Observing the global drought monitor, it appears that much of the world is in drought.

There are significant parts of Europe, central Asia, Africa, South America, and North America in significant drought (D3 or worse).
While the USA drought map shows somewhat improved conditions in recent weeks, particularly in California, the situation still looks egregious in many areas:

Now, one might take that information and speculate that such a drought might well have an impact on agricultural productivity, and affect their markets. We would expect prices to rise if supply is impaired by drought.
Let’s test that hypothesis for wheat, soybeans, corn, cotton, and sugar, as they are globally traded commodities and should be affected by widespread drought.
Here’s price history for wheat from 1990-2025



The prices for these commodities largely show the same behavior, settling after COVID supply shocks to new a new international supply/demand equilibrium. Stable prices allow more marginal producers to find markets, as well, so we expect long-term price stabilization in which a new price is approached asymptotically, until the next perturbation happens. Of course, costs are always changing and there are seasonal production curves somewhat lagged by storage, so the ideal of a hypothetically stable price equilibrium is always being altered by changes.
The ratio in present to historic pricing for these commodities is around 420/240, or 15/10, or 550/300. The mean of these is around a 70% increase (although remember that each curve is the product of crop-specific history, trading, etc. trends). Dollar devaluation is part of this, and so are energy costs, which, in fact, well-represent the behavior much of these three curves.
The only part of farming that doesn’t involve energy costs is the sun, rain and soil. But all of these require space, so land costs are inclusive too.
In any case, internationally traded agricultural products, indeed the cheapest of all agricultural products as they are produced at the greatest scales, are still settling post-covid, but remain well-elevated above historic values by around 70%.
Whether we see a minimum soon and a rebound will be determined by supply. And whether that supply is constrained by widespread drought will be seen, and this will be revisited. Irrigation plays into this, as it can buffer productive regions against drought. With long-term drying, however, this is a losing game and producers will soon find costs rising.
This can be seen in context of global climate, and global markets are impacted by global climate. Given that long-term widespread drying is already well-described in various regions in the GRACE/GRACE-FO papers like Chandanpurkar et al. (2025), we would anticipate increased irrigation costs to be a factor, but lower-powered than energy costs in the pricing equation.
let.iiec.unam.mx/sites/let.iiec.unam.mx/files/sciadv.adx0298.pdf
The longer-term implication of long-term drying (and desertification) is that ultimately regions will not be productive and will not provide product to the international market, further raising prices. Regions will be priced out of industrial agriculture’s race to the bottom with over-production. (Now that vast areas of the Amazon River Basin have been converted to pasture, it would be a useful task to evaluate groundwater resources there.)

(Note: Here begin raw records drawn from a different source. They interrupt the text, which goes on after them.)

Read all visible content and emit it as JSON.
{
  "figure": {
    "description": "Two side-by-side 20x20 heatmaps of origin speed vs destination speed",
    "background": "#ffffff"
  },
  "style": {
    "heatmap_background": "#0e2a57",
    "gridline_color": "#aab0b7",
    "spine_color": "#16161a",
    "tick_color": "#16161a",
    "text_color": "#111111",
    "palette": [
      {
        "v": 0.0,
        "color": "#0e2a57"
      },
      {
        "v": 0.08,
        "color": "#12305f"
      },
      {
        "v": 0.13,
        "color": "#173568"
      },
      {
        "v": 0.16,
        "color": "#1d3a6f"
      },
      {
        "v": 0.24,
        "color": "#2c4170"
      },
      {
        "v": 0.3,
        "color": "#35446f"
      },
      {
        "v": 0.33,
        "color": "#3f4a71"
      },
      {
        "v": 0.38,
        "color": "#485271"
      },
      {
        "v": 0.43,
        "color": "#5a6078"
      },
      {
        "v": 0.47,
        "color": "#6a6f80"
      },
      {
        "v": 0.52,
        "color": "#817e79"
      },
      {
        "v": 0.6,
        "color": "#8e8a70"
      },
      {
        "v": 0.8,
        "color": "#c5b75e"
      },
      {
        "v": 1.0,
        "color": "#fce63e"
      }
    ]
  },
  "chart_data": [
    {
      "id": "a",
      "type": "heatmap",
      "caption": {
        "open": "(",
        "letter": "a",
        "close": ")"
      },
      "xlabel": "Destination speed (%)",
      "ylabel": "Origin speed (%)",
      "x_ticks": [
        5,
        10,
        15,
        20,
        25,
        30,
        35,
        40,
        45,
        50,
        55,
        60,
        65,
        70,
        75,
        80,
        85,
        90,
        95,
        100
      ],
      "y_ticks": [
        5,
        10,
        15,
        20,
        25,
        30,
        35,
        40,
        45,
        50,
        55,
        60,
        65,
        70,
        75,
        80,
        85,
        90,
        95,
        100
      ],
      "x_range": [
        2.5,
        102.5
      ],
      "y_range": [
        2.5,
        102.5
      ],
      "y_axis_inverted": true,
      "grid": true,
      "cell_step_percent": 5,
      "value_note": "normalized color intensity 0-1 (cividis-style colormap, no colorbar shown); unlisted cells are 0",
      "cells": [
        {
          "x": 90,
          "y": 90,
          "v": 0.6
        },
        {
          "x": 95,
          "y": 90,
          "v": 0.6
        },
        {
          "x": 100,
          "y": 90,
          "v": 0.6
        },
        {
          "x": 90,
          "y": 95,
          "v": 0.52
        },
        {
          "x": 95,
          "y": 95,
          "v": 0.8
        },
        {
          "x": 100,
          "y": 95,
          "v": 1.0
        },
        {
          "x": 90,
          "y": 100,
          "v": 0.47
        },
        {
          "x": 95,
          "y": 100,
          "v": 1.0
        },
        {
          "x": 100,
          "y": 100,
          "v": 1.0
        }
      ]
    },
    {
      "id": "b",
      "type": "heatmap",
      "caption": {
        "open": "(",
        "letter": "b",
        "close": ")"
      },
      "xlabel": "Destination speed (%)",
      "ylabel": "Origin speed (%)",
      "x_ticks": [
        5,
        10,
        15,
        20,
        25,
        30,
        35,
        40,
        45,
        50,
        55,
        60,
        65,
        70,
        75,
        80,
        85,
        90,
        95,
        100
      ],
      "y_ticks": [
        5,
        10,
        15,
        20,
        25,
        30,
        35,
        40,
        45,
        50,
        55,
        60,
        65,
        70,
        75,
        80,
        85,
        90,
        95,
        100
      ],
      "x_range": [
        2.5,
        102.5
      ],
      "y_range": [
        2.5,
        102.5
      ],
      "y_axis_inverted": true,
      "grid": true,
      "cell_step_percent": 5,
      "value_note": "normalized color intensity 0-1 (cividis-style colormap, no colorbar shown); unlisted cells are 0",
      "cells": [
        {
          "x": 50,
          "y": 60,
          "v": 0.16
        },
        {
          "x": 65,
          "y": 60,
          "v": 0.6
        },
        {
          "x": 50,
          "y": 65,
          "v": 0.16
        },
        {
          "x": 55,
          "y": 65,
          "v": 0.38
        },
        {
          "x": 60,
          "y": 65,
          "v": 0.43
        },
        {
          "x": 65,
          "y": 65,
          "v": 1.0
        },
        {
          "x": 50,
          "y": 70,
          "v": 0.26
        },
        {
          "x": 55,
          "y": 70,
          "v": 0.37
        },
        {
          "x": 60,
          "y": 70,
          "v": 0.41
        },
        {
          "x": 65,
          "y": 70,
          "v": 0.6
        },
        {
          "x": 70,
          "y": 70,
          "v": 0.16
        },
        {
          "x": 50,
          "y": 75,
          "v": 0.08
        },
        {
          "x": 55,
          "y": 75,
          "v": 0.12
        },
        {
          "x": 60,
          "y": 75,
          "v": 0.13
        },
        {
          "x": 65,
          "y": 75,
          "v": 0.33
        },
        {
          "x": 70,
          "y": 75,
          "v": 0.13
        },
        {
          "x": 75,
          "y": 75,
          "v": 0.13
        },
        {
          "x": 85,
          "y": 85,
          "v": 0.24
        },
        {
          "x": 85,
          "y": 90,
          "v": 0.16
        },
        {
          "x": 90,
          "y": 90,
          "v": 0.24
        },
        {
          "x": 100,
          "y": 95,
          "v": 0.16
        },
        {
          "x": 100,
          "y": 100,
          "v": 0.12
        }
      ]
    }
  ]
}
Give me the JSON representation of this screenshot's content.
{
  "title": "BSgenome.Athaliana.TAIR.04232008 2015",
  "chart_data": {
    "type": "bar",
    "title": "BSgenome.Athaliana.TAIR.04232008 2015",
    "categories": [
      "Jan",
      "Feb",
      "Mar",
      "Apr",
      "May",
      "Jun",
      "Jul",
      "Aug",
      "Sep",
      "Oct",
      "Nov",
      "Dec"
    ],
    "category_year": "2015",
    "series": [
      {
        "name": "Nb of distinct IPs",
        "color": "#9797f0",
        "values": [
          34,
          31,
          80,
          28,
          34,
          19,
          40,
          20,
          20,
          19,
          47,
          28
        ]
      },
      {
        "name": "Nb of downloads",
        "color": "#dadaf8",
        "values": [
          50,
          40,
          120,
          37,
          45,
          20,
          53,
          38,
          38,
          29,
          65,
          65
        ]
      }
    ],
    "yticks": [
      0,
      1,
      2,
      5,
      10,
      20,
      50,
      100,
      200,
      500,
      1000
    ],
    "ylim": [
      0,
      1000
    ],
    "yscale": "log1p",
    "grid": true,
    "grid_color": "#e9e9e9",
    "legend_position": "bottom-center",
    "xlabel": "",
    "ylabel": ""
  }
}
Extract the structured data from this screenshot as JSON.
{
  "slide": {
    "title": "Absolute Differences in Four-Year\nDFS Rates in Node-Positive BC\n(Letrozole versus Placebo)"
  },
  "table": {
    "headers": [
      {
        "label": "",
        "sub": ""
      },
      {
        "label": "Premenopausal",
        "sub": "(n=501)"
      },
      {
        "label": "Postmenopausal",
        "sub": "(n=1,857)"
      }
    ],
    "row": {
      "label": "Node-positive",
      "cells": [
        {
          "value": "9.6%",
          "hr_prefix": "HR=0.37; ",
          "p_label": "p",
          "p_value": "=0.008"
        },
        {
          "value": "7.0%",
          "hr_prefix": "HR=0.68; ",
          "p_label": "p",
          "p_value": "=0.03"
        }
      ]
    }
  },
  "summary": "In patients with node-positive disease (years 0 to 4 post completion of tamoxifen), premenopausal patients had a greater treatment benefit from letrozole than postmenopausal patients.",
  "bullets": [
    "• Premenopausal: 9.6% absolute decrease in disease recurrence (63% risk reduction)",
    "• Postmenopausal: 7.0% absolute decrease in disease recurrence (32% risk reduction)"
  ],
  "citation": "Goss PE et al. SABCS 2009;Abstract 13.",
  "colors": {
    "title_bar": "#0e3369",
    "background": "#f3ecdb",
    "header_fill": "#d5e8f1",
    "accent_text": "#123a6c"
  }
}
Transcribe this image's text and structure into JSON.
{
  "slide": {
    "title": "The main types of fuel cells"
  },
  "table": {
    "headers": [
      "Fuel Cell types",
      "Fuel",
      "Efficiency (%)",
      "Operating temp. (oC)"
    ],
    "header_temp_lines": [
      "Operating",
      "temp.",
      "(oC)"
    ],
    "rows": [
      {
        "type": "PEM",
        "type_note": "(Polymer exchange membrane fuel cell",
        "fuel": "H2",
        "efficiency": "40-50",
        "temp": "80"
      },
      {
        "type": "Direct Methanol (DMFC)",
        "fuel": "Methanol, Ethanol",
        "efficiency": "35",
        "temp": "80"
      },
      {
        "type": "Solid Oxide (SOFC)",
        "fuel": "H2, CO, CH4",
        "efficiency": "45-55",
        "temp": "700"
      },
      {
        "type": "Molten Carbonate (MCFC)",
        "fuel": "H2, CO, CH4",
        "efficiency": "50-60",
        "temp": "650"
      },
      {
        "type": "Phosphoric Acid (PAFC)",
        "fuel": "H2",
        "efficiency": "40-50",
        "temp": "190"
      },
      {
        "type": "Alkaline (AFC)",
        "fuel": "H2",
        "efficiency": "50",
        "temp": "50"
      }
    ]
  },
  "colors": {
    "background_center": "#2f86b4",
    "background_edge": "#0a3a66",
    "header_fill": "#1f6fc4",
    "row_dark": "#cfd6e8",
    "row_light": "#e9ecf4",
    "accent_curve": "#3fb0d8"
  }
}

Apologies that the scales are not the same, but the energy spike of 2007-2013 is well represented in all the commodity price curves shown, as is the COVID spike. Given that oil prices are now around 2.5 times their near-historical average of about $25 bbl and about $61 bbl today, the huge conclusion is now made that energy prices are the dominant factor in agricultural costs, however the costs do not scale linearly with energy costs, likely because part of farming involves free energy from the sun, and free rain to boot, god willing and the creek don’t rise.
This means that resource scarcity from long-term drying is not (yet) a dominant factor yet in agricultural production, but with constant energy prices we may be able to see this effect soon when prices find their bottom.
Commentary: consumer prices have risen because energy prices have risen significantly from the year 2000, which have also experienced a ton of volatility. When people are surprised by increased costs, oil prices are to blame.